Forth is a bit of a headtrip for people due to (a) how it parses and executes and (b) the stack-based nature of it. Particularly, symbols traditionally considered syntactic are fair game* for user-space definitions, and some words are "immediate" which means that they act at compile time, where others act at runtime. This combination seems particularly challenging for students of languages which don't mix compile-time and runtime, only use a stack for function calls, etc.
I'm of the opinion that one must write a forth to grok forth, and I'm far from alone in that. However, I'd not quite call forth itself esoteric. But to many, it's a language family... of which most of the members are esoteric inasmuch they only have a single user.
* shout-out to my friend whose forth supports lists, hash tables, and structs through syntactic sugar... https://github.com/cstrainge/sorth
Why is RPN a head trip? Or rather... I don't think it's as much a head trip as prefix or infix notation. You've got your data. You've got your operation. Sometimes the data is on a stack. Sometimes it's on a heap. Just a little different way of specifying which is where.
Also... +1 on the "you've got to write it to understand it." And in the 80s, the documentation wasn't super. Leo Brodie's book was great to get you started, but understanding things like ' (tick) and how to program in "idiomatic forth" was a challenge. So I would add, "not only do you have to code FORTH to understand FORTH, you also have to rip someone elses' FORTH program apart to understand the more advanced bits." -- I could be wrong about that today, it's been a while since I did a survey of FORTH documentation.
> Why is RPN a head trip?
It isn't how we teach math in the two countries I've lived in. Lisp is just as weird. Many people see a mathematical expression and panic. A level up from them, people see a mathematical expression in some source code and expect it to respect the symbol precedence that they were taught in grade school -- which they can "understand" without knowing how the language parses and abstracts all that away. And maybe their understanding is flawed but they can survive as programmers for decades without ever going deeper. Lisps, FORTHs, etc., don't allow you to proceed without understanding.
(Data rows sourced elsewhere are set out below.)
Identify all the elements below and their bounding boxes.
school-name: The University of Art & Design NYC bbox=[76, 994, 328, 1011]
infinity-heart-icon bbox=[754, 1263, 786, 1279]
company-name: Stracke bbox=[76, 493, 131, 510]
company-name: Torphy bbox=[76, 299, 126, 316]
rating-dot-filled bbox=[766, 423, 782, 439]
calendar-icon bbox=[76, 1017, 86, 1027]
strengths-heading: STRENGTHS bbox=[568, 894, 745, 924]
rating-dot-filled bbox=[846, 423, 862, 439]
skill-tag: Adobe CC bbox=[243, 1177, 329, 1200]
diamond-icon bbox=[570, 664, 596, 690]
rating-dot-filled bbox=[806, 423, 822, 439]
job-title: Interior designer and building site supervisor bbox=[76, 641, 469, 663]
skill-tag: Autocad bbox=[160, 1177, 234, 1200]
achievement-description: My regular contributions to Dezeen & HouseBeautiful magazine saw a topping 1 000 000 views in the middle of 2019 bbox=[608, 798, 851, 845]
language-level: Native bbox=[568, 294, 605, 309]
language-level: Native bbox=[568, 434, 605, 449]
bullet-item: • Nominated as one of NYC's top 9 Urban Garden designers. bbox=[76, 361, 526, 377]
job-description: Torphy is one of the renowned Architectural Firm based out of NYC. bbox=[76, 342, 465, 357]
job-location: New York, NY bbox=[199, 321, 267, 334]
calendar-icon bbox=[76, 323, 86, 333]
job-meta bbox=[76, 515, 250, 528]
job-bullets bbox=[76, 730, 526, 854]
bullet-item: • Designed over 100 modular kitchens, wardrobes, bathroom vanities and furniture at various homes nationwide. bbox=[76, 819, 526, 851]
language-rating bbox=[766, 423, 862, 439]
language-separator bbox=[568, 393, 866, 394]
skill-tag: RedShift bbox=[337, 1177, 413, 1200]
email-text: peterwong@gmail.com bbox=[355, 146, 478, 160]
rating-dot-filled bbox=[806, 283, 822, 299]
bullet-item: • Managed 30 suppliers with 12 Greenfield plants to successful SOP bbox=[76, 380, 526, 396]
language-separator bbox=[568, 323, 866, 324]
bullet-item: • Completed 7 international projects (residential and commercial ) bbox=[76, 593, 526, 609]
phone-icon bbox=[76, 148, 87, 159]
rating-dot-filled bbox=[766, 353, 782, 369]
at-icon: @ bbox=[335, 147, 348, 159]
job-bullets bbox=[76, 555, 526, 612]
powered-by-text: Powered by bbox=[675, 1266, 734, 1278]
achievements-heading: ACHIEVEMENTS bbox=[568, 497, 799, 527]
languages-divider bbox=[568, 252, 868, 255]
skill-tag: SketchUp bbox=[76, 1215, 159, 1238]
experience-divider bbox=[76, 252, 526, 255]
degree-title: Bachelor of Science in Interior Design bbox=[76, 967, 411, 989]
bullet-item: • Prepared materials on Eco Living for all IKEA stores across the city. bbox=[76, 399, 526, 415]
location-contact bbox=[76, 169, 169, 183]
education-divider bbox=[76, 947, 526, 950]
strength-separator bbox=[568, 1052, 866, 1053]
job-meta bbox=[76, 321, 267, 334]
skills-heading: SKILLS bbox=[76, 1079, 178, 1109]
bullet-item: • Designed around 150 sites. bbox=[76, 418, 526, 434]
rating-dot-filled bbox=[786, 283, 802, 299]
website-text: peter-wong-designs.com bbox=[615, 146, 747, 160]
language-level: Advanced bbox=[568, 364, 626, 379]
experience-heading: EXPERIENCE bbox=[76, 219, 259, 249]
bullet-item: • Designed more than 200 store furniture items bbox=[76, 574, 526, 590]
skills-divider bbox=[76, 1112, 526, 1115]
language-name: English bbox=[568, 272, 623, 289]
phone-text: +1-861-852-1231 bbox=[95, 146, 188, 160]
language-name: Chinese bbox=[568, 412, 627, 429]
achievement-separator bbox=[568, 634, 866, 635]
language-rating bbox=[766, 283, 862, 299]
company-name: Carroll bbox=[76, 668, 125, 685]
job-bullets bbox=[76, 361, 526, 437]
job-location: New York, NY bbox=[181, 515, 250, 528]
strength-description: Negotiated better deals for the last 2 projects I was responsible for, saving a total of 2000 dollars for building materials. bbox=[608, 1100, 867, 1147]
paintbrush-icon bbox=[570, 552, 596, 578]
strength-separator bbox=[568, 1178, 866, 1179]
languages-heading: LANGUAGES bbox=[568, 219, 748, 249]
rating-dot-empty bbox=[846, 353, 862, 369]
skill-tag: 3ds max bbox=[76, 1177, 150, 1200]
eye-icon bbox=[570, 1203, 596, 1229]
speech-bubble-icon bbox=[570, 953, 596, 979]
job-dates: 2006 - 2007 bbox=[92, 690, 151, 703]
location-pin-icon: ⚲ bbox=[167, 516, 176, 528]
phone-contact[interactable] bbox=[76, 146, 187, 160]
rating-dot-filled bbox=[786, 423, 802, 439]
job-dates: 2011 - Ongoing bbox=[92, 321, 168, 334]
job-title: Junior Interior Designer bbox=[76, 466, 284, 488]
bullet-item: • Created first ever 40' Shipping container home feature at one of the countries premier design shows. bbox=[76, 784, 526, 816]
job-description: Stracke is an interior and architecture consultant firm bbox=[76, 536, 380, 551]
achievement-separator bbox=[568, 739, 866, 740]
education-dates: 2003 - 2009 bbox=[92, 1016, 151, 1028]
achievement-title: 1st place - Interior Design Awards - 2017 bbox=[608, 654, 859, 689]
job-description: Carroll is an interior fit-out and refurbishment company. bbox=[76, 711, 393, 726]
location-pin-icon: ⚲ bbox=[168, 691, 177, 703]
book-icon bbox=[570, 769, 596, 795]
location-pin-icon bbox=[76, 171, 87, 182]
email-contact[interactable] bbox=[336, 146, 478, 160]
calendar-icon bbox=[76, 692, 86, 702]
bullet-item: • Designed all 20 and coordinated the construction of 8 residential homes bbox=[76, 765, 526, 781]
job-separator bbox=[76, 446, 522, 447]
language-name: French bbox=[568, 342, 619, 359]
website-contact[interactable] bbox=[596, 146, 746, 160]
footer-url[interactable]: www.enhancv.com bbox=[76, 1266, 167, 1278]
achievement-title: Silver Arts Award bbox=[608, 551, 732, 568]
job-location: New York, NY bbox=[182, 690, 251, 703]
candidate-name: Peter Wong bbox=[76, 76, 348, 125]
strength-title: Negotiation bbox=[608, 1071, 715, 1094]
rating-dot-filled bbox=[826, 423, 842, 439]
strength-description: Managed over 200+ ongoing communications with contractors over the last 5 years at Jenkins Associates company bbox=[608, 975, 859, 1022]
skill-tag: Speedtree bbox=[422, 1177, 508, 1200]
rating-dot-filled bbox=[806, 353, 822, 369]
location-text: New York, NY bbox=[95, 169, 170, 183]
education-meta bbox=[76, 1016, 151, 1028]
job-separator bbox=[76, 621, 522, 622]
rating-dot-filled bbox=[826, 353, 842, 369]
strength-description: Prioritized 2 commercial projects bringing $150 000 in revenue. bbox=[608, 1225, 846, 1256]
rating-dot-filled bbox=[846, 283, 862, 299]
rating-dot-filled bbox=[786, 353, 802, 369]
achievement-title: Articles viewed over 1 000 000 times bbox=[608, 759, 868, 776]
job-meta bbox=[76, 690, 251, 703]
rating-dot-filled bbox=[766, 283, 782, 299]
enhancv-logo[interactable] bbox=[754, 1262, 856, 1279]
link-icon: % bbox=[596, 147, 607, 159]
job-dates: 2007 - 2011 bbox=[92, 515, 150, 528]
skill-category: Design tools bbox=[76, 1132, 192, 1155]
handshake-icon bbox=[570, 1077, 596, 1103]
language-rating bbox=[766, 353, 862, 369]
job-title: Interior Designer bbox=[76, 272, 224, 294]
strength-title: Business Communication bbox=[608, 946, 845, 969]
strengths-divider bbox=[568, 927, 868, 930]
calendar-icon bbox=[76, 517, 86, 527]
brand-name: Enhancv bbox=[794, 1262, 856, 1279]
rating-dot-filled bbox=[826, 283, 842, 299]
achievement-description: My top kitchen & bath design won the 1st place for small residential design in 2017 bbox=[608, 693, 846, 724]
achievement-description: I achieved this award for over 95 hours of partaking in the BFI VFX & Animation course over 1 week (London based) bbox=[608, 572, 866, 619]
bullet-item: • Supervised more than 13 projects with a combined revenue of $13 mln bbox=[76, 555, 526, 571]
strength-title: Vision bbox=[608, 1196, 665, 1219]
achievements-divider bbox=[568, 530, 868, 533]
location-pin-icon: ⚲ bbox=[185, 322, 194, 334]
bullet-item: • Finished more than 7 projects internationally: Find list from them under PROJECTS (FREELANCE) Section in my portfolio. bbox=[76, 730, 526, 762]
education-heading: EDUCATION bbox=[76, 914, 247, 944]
My bigger problem with read other people's Forth is that no two Forths are the same. The language itself isn't really the problem. It is that you can only approach someone else's Forth code bottom-up otherwise you just don't understand at all what is going on. Most other languages allow you to dive in from the top, learn as much abstraction as required to get the job done and then you can move on.
I was famous at IBM for the quip: "The good news about FORTH is you can use it to write your own DSLs to model the problem you're working on. The bad news is the person down the hall already has." But we still used a metric butt-load of FORTH for board bring-up and firmware.
But more to your point. FORTH was used in a time when the predominant mode of coding was to construct more complex programs from less complex programs, so application developers usually got their hands dirty with some lower level aspects. That is... the application programmers chose the lower level abstractions they wanted to use. Now that we're beyond that and have, as an industry, decided that van Rossom and Latner are the only people who are allowed to define low-level abstractions, it's a lot harder to do that.
(Again, file this one under "old man yells at cloud.")
[2nd edit]
Maybe it's best to think of FORTH as a DSL construction kit. Lisp is kinda-sorta the same way. As you point out, it's super easy for someone to develop DSLs that require coders to understand not only their application domain, but also how the language and it's underlying hardware abstractions operate. And when you're using someone else's DSL, you have to understand how they thought about the problem domain. And we stopped teaching how to analyze that in the 80s.
Yes, for bringup it is a very nice tool. Just enough, not too much. I used it for a 68K board in exactly that role.